Abnormal Breathing Patterns

• Cheyne-Stokes Respirations (CSR):

  • Characterized by a cycle of waxing and waning ventilation interspersed with apneic periods, commonly seen with low cardiac output states such as CHF.

  • Results in a lag of CSF CO2 behind arterial PaCO2, leading to the characteristic respiratory cycle.

• Biot's Respiration:

  • Similar to CSR, but with consistent tidal volumes except during apneic episodes.

  • Typically observed in cases of elevated intracranial pressure (ICP).

• Apneustic Breathing:

  • Previous noted response indicating pons damage.

• Central Neurogenic Hyperventilation:

  • Possibly caused by head trauma, significant brain hypoxia, or deficient cerebral perfusion.

• Central Neurogenic Hypoventilation:

  • Reflects a lack of response from medullary respiratory centers to stimuli, often linked to head trauma, cerebral hypoxia, and narcotic suppression.

CO2 and Cerebral Blood Flow (CBF)

• CO2 Regulation Mechanism:

  • CO2 is crucial for autoregulation of CBF by mediating its conversion to H+.

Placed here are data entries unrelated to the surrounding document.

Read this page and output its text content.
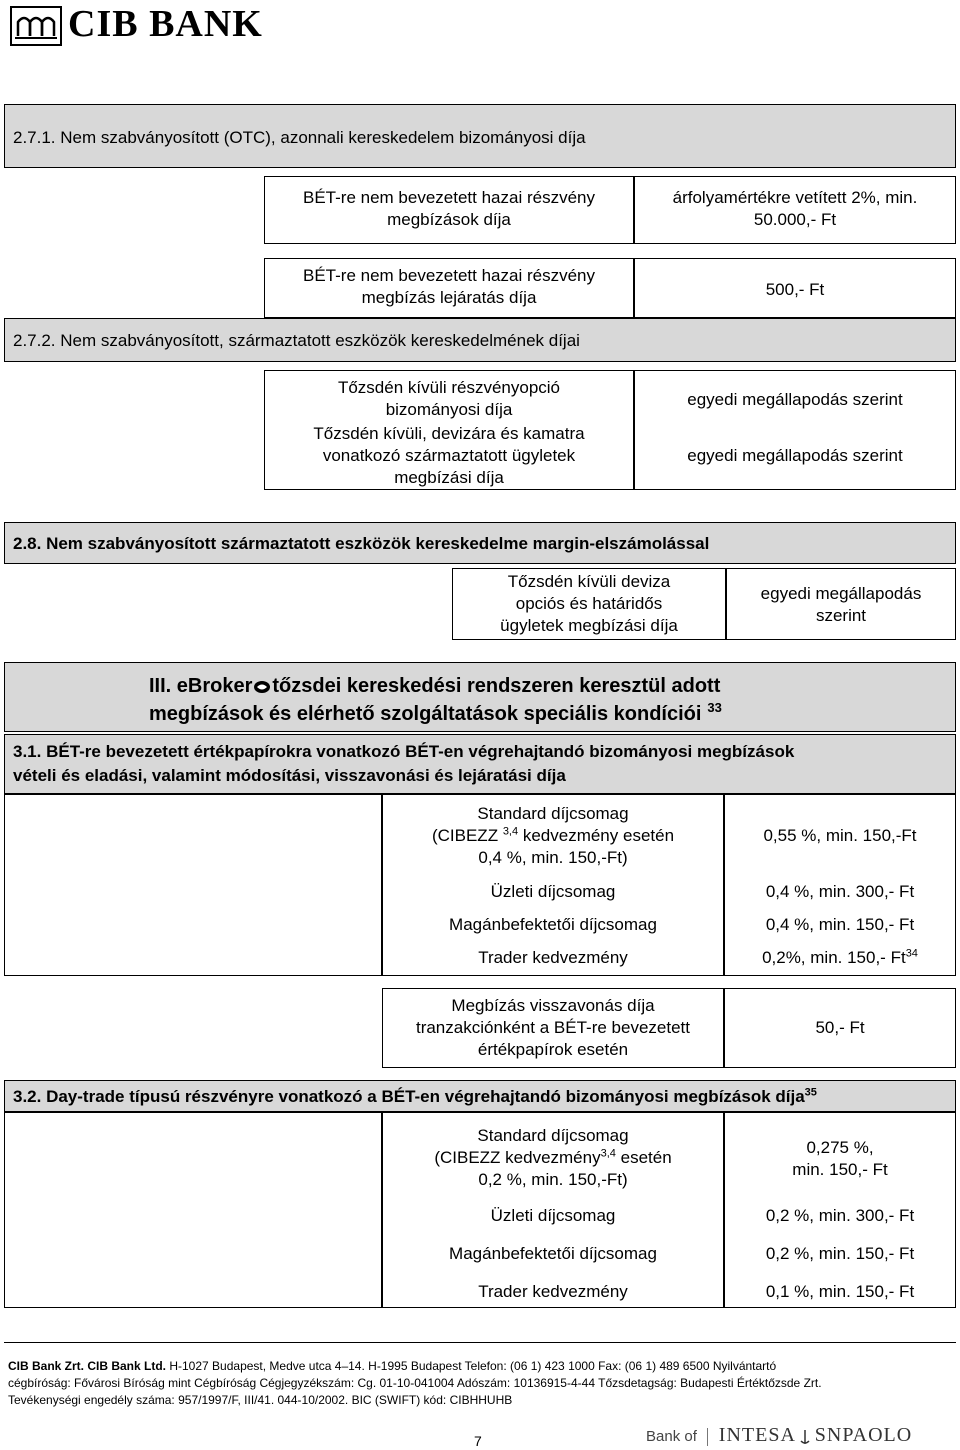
CIB BANK
2.7.1. Nem szabványosított (OTC), azonnali kereskedelem bizományosi díja
BÉT-re nem bevezetett hazai részvény
megbízások díja
árfolyamértékre vetített 2%, min.
50.000,- Ft
BÉT-re nem bevezetett hazai részvény
megbízás lejáratás díja	500,- Ft
2.7.2. Nem szabványosított, származtatott eszközök kereskedelmének díjai
Tőzsdén kívüli részvényopció
bizományosi díja
Tőzsdén kívüli, devizára és kamatra
vonatkozó származtatott ügyletek
megbízási díja
egyedi megállapodás szerint
egyedi megállapodás szerint
2.8. Nem szabványosított származtatott eszközök kereskedelme margin-elszámolással
Tőzsdén kívüli deviza
opciós és határidős
ügyletek megbízási díja
egyedi megállapodás
szerint
III. eBroker tőzsdei kereskedési rendszeren keresztül adott
megbízások és elérhető szolgáltatások speciális kondíciói $^{33}$
3.1. BÉT-re bevezetett értékpapírokra vonatkozó BÉT-en végrehajtandó bizományosi megbízások
vételi és eladási, valamint módosítási, visszavonási és lejáratási díja
Standard díjcsomag
(CIBEZZ $^{3,4}$ kedvezmény esetén
0,4 %, min. 150,-Ft)
Üzleti díjcsomag
Magánbefektetői díjcsomag
Trader kedvezmény
0,55 %, min. 150,-Ft
0,4 %, min. 300,- Ft
0,4 %, min. 150,- Ft
0,2%, min. 150,- Ft$^{34}$
Megbízás visszavonás díja
tranzakciónként a BÉT-re bevezetett
értékpapírok esetén
50,- Ft
3.2. Day-trade típusú részvényre vonatkozó a BÉT-en végrehajtandó bizományosi megbízások díja$^{35}$
Standard díjcsomag
(CIBEZZ kedvezmény$^{3,4}$ esetén
0,2 %, min. 150,-Ft)
Üzleti díjcsomag
Magánbefektetői díjcsomag
Trader kedvezmény
0,275 %,
min. 150,- Ft
0,2 %, min. 300,- Ft
0,2 %, min. 150,- Ft
0,1 %, min. 150,- Ft
CIB Bank Zrt. CIB Bank Ltd. H-1027 Budapest, Medve utca 4–14. H-1995 Budapest Telefon: (06 1) 423 1000 Fax: (06 1) 489 6500 Nyilvántartó
cégbíróság: Fővárosi Bíróság mint Cégbíróság Cégjegyzékszám: Cg. 01-10-041004 Adószám: 10136915-4-44 Tőzsdetagság: Budapesti Értéktőzsde Zrt.
Tevékenységi engedély száma: 957/1997/F, III/41. 044-10/2002. BIC (SWIFT) kód: CIBHHUHB
7	Bank of INTESA SNPAOLO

  • Increased CO2 leads to cerebral vessel dilation, whereas decreased CO2 causes constriction.

• Impact of Traumatic Brain Injury (TBI):

  • Acute brain swelling raises ICP to levels exceeding cerebral arterial pressure, inhibiting perfusion and causing hypoxia/ischemia.

  • Mechanical hyperventilation decreases PaCO2 and ICP, although this practice is controversial since it may reduce O2 and CBF to the injured brain.

  • Consensus remains on avoiding hypoventilation in TBI patients.